На другое утро дают мне приказ об увольнении: «За пререкания со старостой и недобросовестное растапливание печей!» Жалованье мне выдать — у них денег не оказалось, и отделались они от меня бумагой, что, мол, совет мне его позже выплатит. С той бумагой пошел я в суд, но в суде велели выписку из выплатной ведомости представить, секретаришка же ведомость спрятал, и жалованье мое погорело. Тем временем торговцы в общинном лесу хозяйничают, вырубку начинают. Такую вырубку, что ахнешь: одно дерево с маркировкой, пять без маркировки валят! Рубят, на телеги грузят и через Студницу — прямо в город. И так подстроили, что никто из лесников не приходит и поглядеть, что там делается. От лесников до высшего начальства — все молчок! Как понял я, что все куплены, с потрохами перекуплены, что самим нам с этаким мошенством не совладать, то начал каждый день в министерство земледелия телеграмму посылать: «Лес рубят незаконно, шлите комиссию! От населения Кривой луки — Панайотов». Телеграммы денег стоили, но я ни денег, ни времени не жалел. Забросил дела, соорудил себе хибарку у дороги в Студницу, где проезжали возчики с лесом, сидел там с попом, свояком моим, и записывал, сколько телег втихаря провозят. Днем телеги считаем, вечером прошения сочиняем министру земледелия. Поп пишет, я подписываю.

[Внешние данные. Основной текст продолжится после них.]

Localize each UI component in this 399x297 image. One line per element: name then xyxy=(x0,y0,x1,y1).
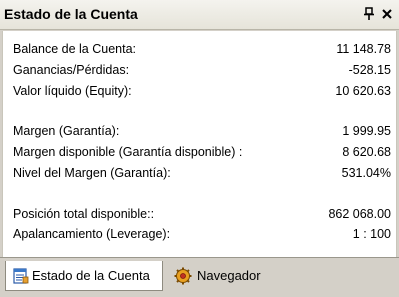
row-label: Apalancamiento (Leverage): xyxy=(13,227,171,241)
row-value: 1 999.95 xyxy=(342,124,391,138)
panel-title: Estado de la Cuenta xyxy=(4,6,138,22)
tab-label: Navegador xyxy=(197,268,261,283)
tab-strip: Estado de la Cuenta Navegador xyxy=(0,257,399,297)
row-value: 862 068.00 xyxy=(328,207,391,221)
row-value: -528.15 xyxy=(348,63,391,77)
row-value: 10 620.63 xyxy=(335,84,391,98)
leverage-row: Apalancamiento (Leverage): 1 : 100 xyxy=(13,225,391,243)
equity-row: Valor líquido (Equity): 10 620.63 xyxy=(13,82,391,100)
balance-row: Balance de la Cuenta: 11 148.78 xyxy=(13,40,391,58)
row-label: Margen (Garantía): xyxy=(13,124,120,138)
total-position-row: Posición total disponible:: 862 068.00 xyxy=(13,205,391,223)
title-bar: Estado de la Cuenta xyxy=(0,0,399,30)
row-label: Posición total disponible:: xyxy=(13,207,155,221)
close-icon[interactable] xyxy=(381,7,393,21)
row-value: 11 148.78 xyxy=(336,42,391,56)
tab-navigator[interactable]: Navegador xyxy=(168,261,274,291)
account-status-icon xyxy=(13,268,29,284)
free-margin-row: Margen disponible (Garantía disponible) … xyxy=(13,143,391,161)
row-value: 531.04% xyxy=(341,166,391,180)
account-summary-list: Balance de la Cuenta: 11 148.78 Ganancia… xyxy=(2,31,397,257)
margin-row: Margen (Garantía): 1 999.95 xyxy=(13,122,391,140)
account-status-panel: Estado de la Cuenta Balance de la Cuenta… xyxy=(0,0,399,297)
pin-icon[interactable] xyxy=(362,7,376,21)
row-label: Balance de la Cuenta: xyxy=(13,42,137,56)
row-label: Ganancias/Pérdidas: xyxy=(13,63,130,77)
profit-loss-row: Ganancias/Pérdidas: -528.15 xyxy=(13,61,391,79)
navigator-gear-icon xyxy=(174,267,192,285)
tab-account-status[interactable]: Estado de la Cuenta xyxy=(5,261,163,291)
row-label: Nivel del Margen (Garantía): xyxy=(13,166,171,180)
tab-label: Estado de la Cuenta xyxy=(32,268,150,283)
row-label: Valor líquido (Equity): xyxy=(13,84,132,98)
row-value: 1 : 100 xyxy=(352,227,391,241)
row-label: Margen disponible (Garantía disponible) … xyxy=(13,145,243,159)
row-value: 8 620.68 xyxy=(342,145,391,159)
margin-level-row: Nivel del Margen (Garantía): 531.04% xyxy=(13,164,391,182)
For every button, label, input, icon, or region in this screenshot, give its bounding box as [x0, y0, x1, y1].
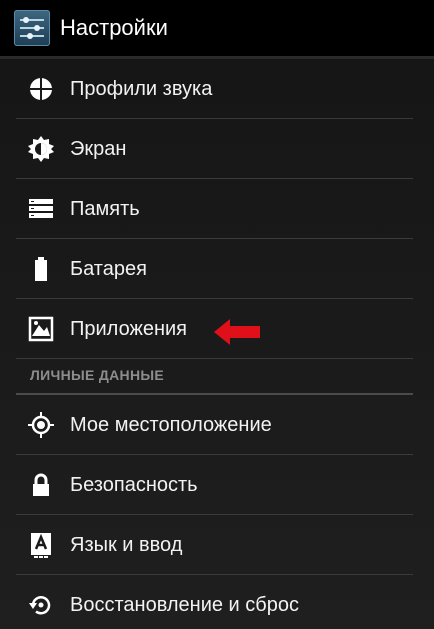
sound-profiles-icon — [29, 77, 53, 101]
settings-item-label: Восстановление и сброс — [70, 594, 299, 616]
settings-item-label: Профили звука — [70, 78, 213, 100]
lock-icon — [33, 473, 49, 496]
settings-list: Профили звука Экран Память Батарея Прило… — [0, 59, 434, 629]
section-header-label: ЛИЧНЫЕ ДАННЫЕ — [30, 367, 165, 383]
settings-item-label: Мое местоположение — [70, 414, 272, 436]
highlight-arrow-icon — [214, 319, 260, 345]
settings-item-sound-profiles[interactable]: Профили звука — [16, 59, 413, 119]
display-brightness-icon — [28, 136, 54, 162]
settings-item-label: Приложения — [70, 318, 188, 340]
settings-item-storage[interactable]: Память — [16, 179, 413, 239]
settings-item-label: Батарея — [70, 258, 147, 280]
settings-item-label: Экран — [70, 138, 127, 160]
settings-screen: Настройки Профили звука Экран Память Бат… — [0, 0, 434, 629]
page-title: Настройки — [60, 15, 168, 40]
section-header-personal: ЛИЧНЫЕ ДАННЫЕ — [16, 359, 413, 395]
settings-item-display[interactable]: Экран — [16, 119, 413, 179]
action-bar: Настройки — [0, 0, 434, 59]
settings-item-backup-reset[interactable]: Восстановление и сброс — [16, 575, 413, 629]
settings-item-label: Безопасность — [70, 474, 198, 496]
settings-sliders-icon[interactable] — [14, 10, 50, 46]
settings-item-location[interactable]: Мое местоположение — [16, 395, 413, 455]
apps-icon — [28, 316, 54, 342]
language-input-icon — [31, 533, 51, 558]
settings-item-apps[interactable]: Приложения — [16, 299, 413, 359]
settings-item-label: Память — [70, 198, 140, 220]
settings-item-language-input[interactable]: Язык и ввод — [16, 515, 413, 575]
backup-reset-icon — [29, 596, 51, 615]
settings-item-security[interactable]: Безопасность — [16, 455, 413, 515]
location-icon — [28, 412, 54, 438]
battery-icon — [35, 257, 47, 281]
storage-icon — [29, 199, 53, 218]
settings-item-battery[interactable]: Батарея — [16, 239, 413, 299]
settings-item-label: Язык и ввод — [70, 534, 183, 556]
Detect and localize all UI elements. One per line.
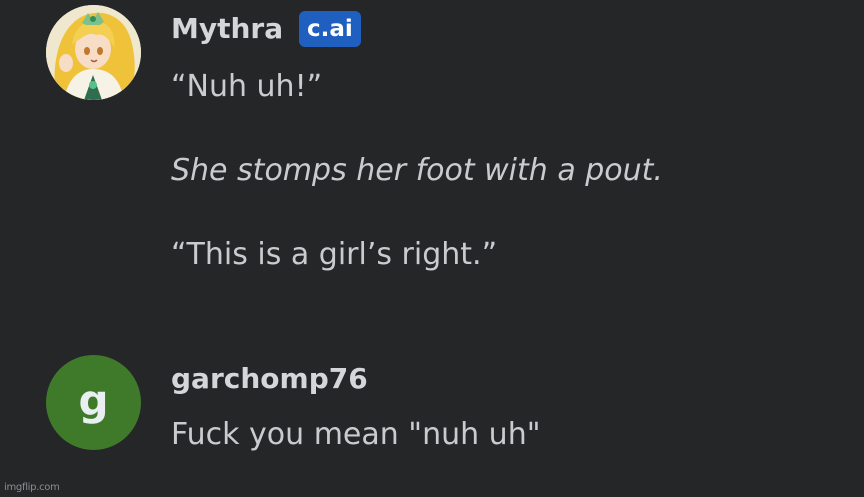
character-ai-badge: c.ai	[299, 11, 361, 47]
mythra-avatar[interactable]	[46, 5, 141, 100]
anime-character-avatar-icon	[46, 5, 141, 100]
garchomp76-avatar[interactable]: g	[46, 355, 141, 450]
chat-message-garchomp76: g garchomp76 Fuck you mean "nuh uh"	[0, 340, 864, 470]
avatar-letter: g	[78, 375, 109, 425]
imgflip-watermark: imgflip.com	[4, 482, 60, 493]
author-name[interactable]: Mythra	[171, 15, 283, 43]
message-line: “This is a girl’s right.”	[171, 237, 498, 272]
message-line: “Nuh uh!”	[171, 69, 323, 104]
chat-message-mythra: Mythra c.ai “Nuh uh!” She stomps her foo…	[0, 0, 864, 300]
message-line: Fuck you mean "nuh uh"	[171, 417, 541, 452]
author-name[interactable]: garchomp76	[171, 365, 368, 393]
message-action-line: She stomps her foot with a pout.	[171, 153, 663, 188]
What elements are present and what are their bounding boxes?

Раз приходит ко мне Ванчо, посредник у этих торговцев.
— Хочу, — говорит, — с тобой с глазу на глаз поговорить!
Попа как раз не было, в село пошел.
— Заходи, — отвечаю, — в хибару!
Вошли мы в хибару, он пошарил в сумке, что у него через плечо висела, и достает оттуда пачку ассигнаций.
— Вот тебе десять тысяч на пропой, и не суйся ты больше в это дело, а то неладно получается!
— Я на свою совесть такого греха не приму!
Он решил, что мне десяти тысяч показалось мало, и взялся за карандаш.
— Пятнадцати тысяч, — говорит, — у меня при себе нету, но я тебе расписку напишу, и остальное ты от хозяина получишь, как только в город пойдешь за каким-нибудь делом.
— Плохо вы меня знаете! Не возьму я ваших денег!
Смотрит на меня Ванчо и глазам своим не верит: пятнадцать тысяч по тем временам большие деньги были!
— Ты, бай Гроздан, — кричит, — в своем уме? Смотри, как бы тебе не пожалеть! Выгоды своей, что ли, не понимаешь?
— Ты, — отвечаю, — свою выгоду понимай, а обо мне не печалься.
Куражусь, значит, что и я не пешка последняя. Через несколько дней приходит в село приказ выслать в город трех мулов, комиссия едет. Приуныли в нашем совете, но делать нечего — послали мулов, и к вечеру прибыли в село сам начальник околии, лесничий и писарь. Для них рыбы наловили, барашка зажарили— угощать, значит. Но начальник угощения есть не стал, велел в селе не останавливаться, прямым ходом на порубку ехать и там свидетелей опрашивать.
Дело, видать, всурьез оборачивалось.
Пошел я по селу.
— Самое сейчас время, — говорю. — Идите к начальнику, скажите ему правду, как общее наше добро разворовывают!
Один отвечает «приду», другой — «приду», третий говорит «ладно», а как началось следствие, никого нет! Кто испугался, кому на лапу дали, и опять мы с попом за все про все оказались в ответе.
— Сколько, по-твоему, вырублено? — спрашивает меня начальник. Писарь записывает.
— Самое малое пять тысяч кубов!
— Факты, факты! — кричит лесничий. — На слово никто не поверит.